Specific to its camera, the drone’s intelligent navigation and data acquisition functions include 3D flight routes, PinPoint Mode, Team Work, Polygon Mission, Waypoint Mission, and Oblique Photography.

Who should use the Autel EVO Max 4T?

Enterprise uses: Potential applications for the EVO Max 4T include search and rescue, firefighting support, mapping, and inspection.

Folks concerned about jamming: It should be of interest to folks who are concerned about the rise of GPS jammers or other tech that prevents drones from flying. That’s because the EVO Max 4T uses advanced flight control modules and algorithms specially designed to counter RFI, EMI, and GPS spoofing.

Folks concerned about privacy: Data privacy is being touted as a key feature on this drone. Data involving user and aircraft information, including flight logs, locations, and account information can only be physically accessed via the aircraft locally and are not stored in the cloud or elsewhere.

For people who want encrypted data storage, this drone supports AES-256 encryption for photos, videos, and flight logs, enabling them to be password-protected.
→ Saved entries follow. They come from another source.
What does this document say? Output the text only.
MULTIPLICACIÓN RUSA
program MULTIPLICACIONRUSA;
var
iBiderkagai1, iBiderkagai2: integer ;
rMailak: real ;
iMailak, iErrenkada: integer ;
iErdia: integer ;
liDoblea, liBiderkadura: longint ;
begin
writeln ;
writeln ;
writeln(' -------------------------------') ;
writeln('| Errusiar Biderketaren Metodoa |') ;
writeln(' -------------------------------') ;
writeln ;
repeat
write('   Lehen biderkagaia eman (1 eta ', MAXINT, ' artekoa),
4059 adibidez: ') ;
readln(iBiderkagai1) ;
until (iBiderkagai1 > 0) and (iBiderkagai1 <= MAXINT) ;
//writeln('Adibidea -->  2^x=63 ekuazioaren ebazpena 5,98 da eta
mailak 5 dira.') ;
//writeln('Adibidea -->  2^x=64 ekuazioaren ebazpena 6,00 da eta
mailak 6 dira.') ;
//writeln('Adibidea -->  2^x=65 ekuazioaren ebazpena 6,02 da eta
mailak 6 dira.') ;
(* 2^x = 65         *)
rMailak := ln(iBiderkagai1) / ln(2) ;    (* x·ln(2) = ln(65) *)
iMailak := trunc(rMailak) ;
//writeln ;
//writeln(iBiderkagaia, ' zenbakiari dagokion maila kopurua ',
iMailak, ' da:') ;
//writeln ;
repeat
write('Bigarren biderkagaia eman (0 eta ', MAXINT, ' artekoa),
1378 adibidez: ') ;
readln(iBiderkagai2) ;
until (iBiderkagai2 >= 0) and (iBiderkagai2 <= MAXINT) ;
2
Folks seeking an alternative to DJI: Of course, a big, key reason to choose Autel is purely for what it is not: not DJI. Autel launched in 2014 with its headquarters in Shenzhen, the same city that houses DJI’s headquarters. Autel has since grown to operate R&D bases around the world, including Seattle, Munich, and Silicon Valley.  Because Autel runs another headquarters office in Bothell, Washington, it is sometimes able to count as an American drone company — depending on who you ask.
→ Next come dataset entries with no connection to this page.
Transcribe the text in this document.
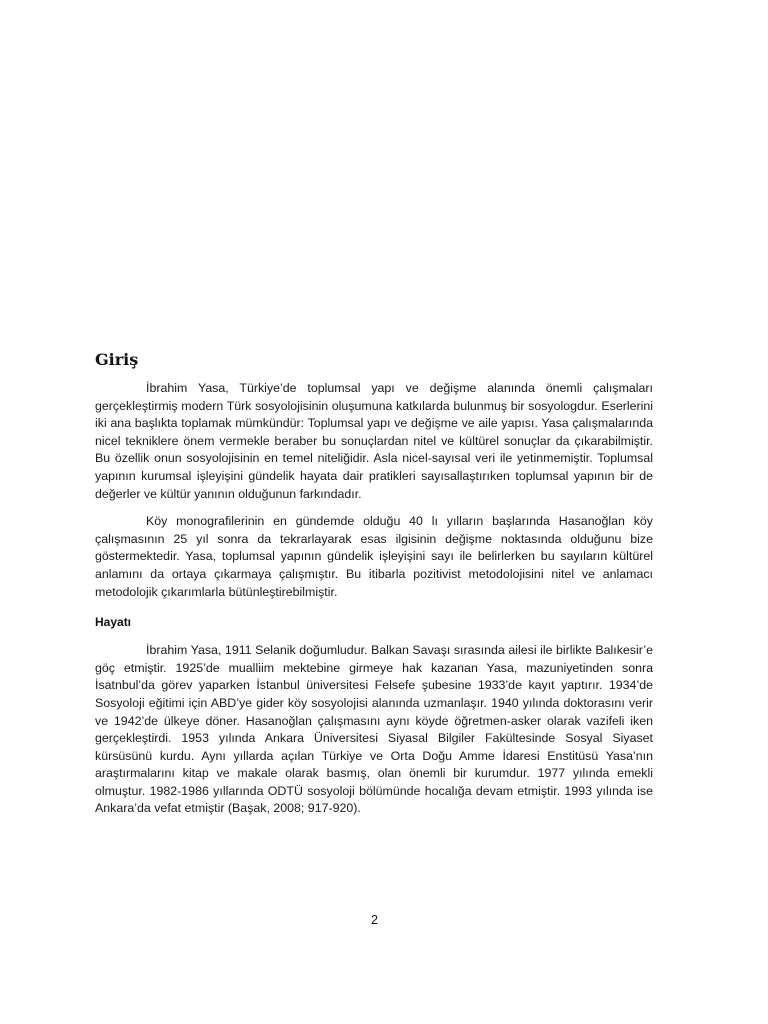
Giriş

İbrahim Yasa, Türkiye’de toplumsal yapı ve değişme alanında önemli çalışmaları gerçekleştirmiş modern Türk sosyolojisinin oluşumuna katkılarda bulunmuş bir sosyologdur. Eserlerini iki ana başlıkta toplamak mümkündür: Toplumsal yapı ve değişme ve aile yapısı. Yasa çalışmalarında nicel tekniklere önem vermekle beraber bu sonuçlardan nitel ve kültürel sonuçlar da çıkarabilmiştir. Bu özellik onun sosyolojisinin en temel niteliğidir. Asla nicel-sayısal veri ile yetinmemiştir. Toplumsal yapının kurumsal işleyişini gündelik hayata dair pratikleri sayısallaştırıken toplumsal yapının bir de değerler ve kültür yanının olduğunun farkındadır.

Köy monografilerinin en gündemde olduğu 40 lı yılların başlarında Hasanoğlan köy çalışmasının 25 yıl sonra da tekrarlayarak esas ilgisinin değişme noktasında olduğunu bize göstermektedir. Yasa, toplumsal yapının gündelik işleyişini sayı ile belirlerken bu sayıların kültürel anlamını da ortaya çıkarmaya çalışmıştır. Bu itibarla pozitivist metodolojisini nitel ve anlamacı metodolojik çıkarımlarla bütünleştirebilmiştir.

Hayatı

İbrahim Yasa, 1911 Selanik doğumludur. Balkan Savaşı sırasında ailesi ile birlikte Balıkesir’e göç etmiştir. 1925’de mualliim mektebine girmeye hak kazanan Yasa, mazuniyetinden sonra İsatnbul’da görev yaparken İstanbul üniversitesi Felsefe şubesine 1933’de kayıt yaptırır. 1934’de Sosyoloji eğitimi için ABD’ye gider köy sosyolojisi alanında uzmanlaşır. 1940 yılında doktorasını verir ve 1942’de ülkeye döner. Hasanoğlan çalışmasını aynı köyde öğretmen-asker olarak vazifeli iken gerçekleştirdi. 1953 yılında Ankara Üniversitesi Siyasal Bilgiler Fakültesinde Sosyal Siyaset kürsüsünü kurdu. Aynı yıllarda açılan Türkiye ve Orta Doğu Amme İdaresi Enstitüsü Yasa’nın araştırmalarını kitap ve makale olarak basmış, olan önemli bir kurumdur. 1977 yılında emekli olmuştur. 1982-1986 yıllarında ODTÜ sosyoloji bölümünde hocalığa devam etmiştir. 1993 yılında ise Ankara’da vefat etmiştir (Başak, 2008; 917-920).

2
American-made drones are a high priority for many drone pilots as of late, largely because many private organizations and government organizations have banned drones made in China. Some have banned all drones made outside the USA. In 2020, dozens of Chinese companies including DJI (but not Autel), were put on a restricted trade list over concern’s about DJI’s ties to the Chinese government.

A “family portrait” of sorts of all of Autel’s current drone offerings, including the new Autel EVO Max 4T drone.

Other Autel announcements at CES 2023

The Autel EVO Max 4T isn’t all that Autel launched at CES 2023 in Vegas this month. It also launched two products — the Dragonfish NEST and the EVO NEST — that better support autonomous take-off, landing, charging and mission planning, making existing products a bit more drone-in-a-box in style. Both products are powered by the SkyCommand Center software.

For its Dragonfish line of drones, there’s now a new product called the Dragonfish Nest, which purports to be the world’s first automated eVTOL support system. It offers Dragonfish aircraft with autonomous takeoff, landing, charging, and flight missions across a range of up to 75 miles between units, making the Dragonfish more useful for long-range corridor inspections and large area coverage.

The EVO NEST is a base for automatic take-off, landing, charging, and mission planning for EVO series drones, capable of operating in all types of weather, and small enough to be transported in a standard pickup truck. 

Autel also released a few accessories, including the Dragonfish Repeater and Autel Smart Antenna Transmission (ASAT) System.

Autel used CES 2022 to model its then-newest lineup of consumer drones in real life, the Autel EVO Nano and EVO Lite drones. This year’s launch signifies an emphasis on enterprise over consumer drones, underscoring the notion that the hobby drone market is shrinking.  That’s in spite of the fact that the drone market as a whole is still set to grow. Based on Drone Industry Insights estimates, the combined commercial and recreational sides of the drone market will be worth $55.8 billion by the year 2030.